The causes of flooding vary. UK MAIB has identified that hull failures account for half of flooding incidents, with the remaining being sea water pipe failures (failed seacocks or associated pipework).

In order to minimise the possibility of equipment failure that may result in flooding, it is necessary to ensure that the watertight integrity of the hull is maintained by carrying out a regular and effective maintenance regime.
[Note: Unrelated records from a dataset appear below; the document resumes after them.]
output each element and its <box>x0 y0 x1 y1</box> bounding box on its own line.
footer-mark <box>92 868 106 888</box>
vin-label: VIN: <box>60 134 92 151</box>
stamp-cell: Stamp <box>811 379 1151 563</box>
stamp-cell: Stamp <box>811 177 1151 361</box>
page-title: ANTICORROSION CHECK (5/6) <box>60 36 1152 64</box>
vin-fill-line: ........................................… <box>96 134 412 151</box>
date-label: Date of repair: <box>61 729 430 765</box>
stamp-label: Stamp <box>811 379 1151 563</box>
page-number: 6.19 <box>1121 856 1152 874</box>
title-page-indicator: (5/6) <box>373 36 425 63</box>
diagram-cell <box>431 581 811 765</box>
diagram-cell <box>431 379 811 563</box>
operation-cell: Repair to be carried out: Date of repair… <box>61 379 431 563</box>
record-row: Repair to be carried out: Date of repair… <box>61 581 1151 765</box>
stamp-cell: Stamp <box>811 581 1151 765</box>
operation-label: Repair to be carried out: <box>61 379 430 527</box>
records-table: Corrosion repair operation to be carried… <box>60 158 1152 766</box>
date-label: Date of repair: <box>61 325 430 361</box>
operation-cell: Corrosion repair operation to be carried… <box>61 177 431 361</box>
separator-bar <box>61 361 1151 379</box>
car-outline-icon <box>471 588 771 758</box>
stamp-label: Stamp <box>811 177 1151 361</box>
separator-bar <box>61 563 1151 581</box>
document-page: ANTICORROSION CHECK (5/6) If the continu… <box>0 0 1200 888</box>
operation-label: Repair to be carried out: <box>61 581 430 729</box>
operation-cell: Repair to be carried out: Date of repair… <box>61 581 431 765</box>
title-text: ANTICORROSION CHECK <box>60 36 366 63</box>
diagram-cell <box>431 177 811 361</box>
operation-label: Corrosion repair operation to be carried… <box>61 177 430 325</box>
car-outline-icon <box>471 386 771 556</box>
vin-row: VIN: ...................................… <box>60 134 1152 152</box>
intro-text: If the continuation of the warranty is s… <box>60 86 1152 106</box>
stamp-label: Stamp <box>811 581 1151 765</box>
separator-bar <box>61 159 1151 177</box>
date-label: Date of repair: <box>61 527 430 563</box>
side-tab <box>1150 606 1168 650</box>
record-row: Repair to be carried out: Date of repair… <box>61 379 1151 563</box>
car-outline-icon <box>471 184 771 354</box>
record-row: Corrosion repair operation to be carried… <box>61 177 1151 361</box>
This is especially required for older vessels as they may not have received the level of ongoing maintenance necessary to investigate and replace corroded pipework and fittings, or to ensure the integrity of the hull.

This maintenance regime should pay particular attention to those features of the vessel’s construction that are most likely to jeopardise the safety of the vessel and crew in the event of failure, including:

  • Watertight doors and hatches.
  • Hull and deck structures.
  • Freeing ports (should be clear of obstructions).
  • Bilge alarms – a working bilge alarm is a basic and extremely valuable device to detect and warn about unseen flooding in its critical early stages.
  • Seacocks and associated hoses and pipework should be of proper marine grade quality and all metalwork should be protected against electrolysis. Inspect and maintain all seacocks regularly. Regularly examine hoses and pipes associated with seacocks for:
  1. Chafing.
  2. Corrosion/electrolysis.
  3. Cracking and splitting, particularly around clamps. All hoses should be double clamped at terminations.
  4. Signs of vibration fracture/general deterioration.

If flooding is discovered, it is likely that the source is through a seacock, therefore, the first action should be to immediately close all seacocks. If possible, keep all seacocks closed when not in use. It is recommended that, if possible, secondary means of closing seacocks should be extended as high as possible under the deck to allow them to still be closed, even when deeply submerged in the flooded hull.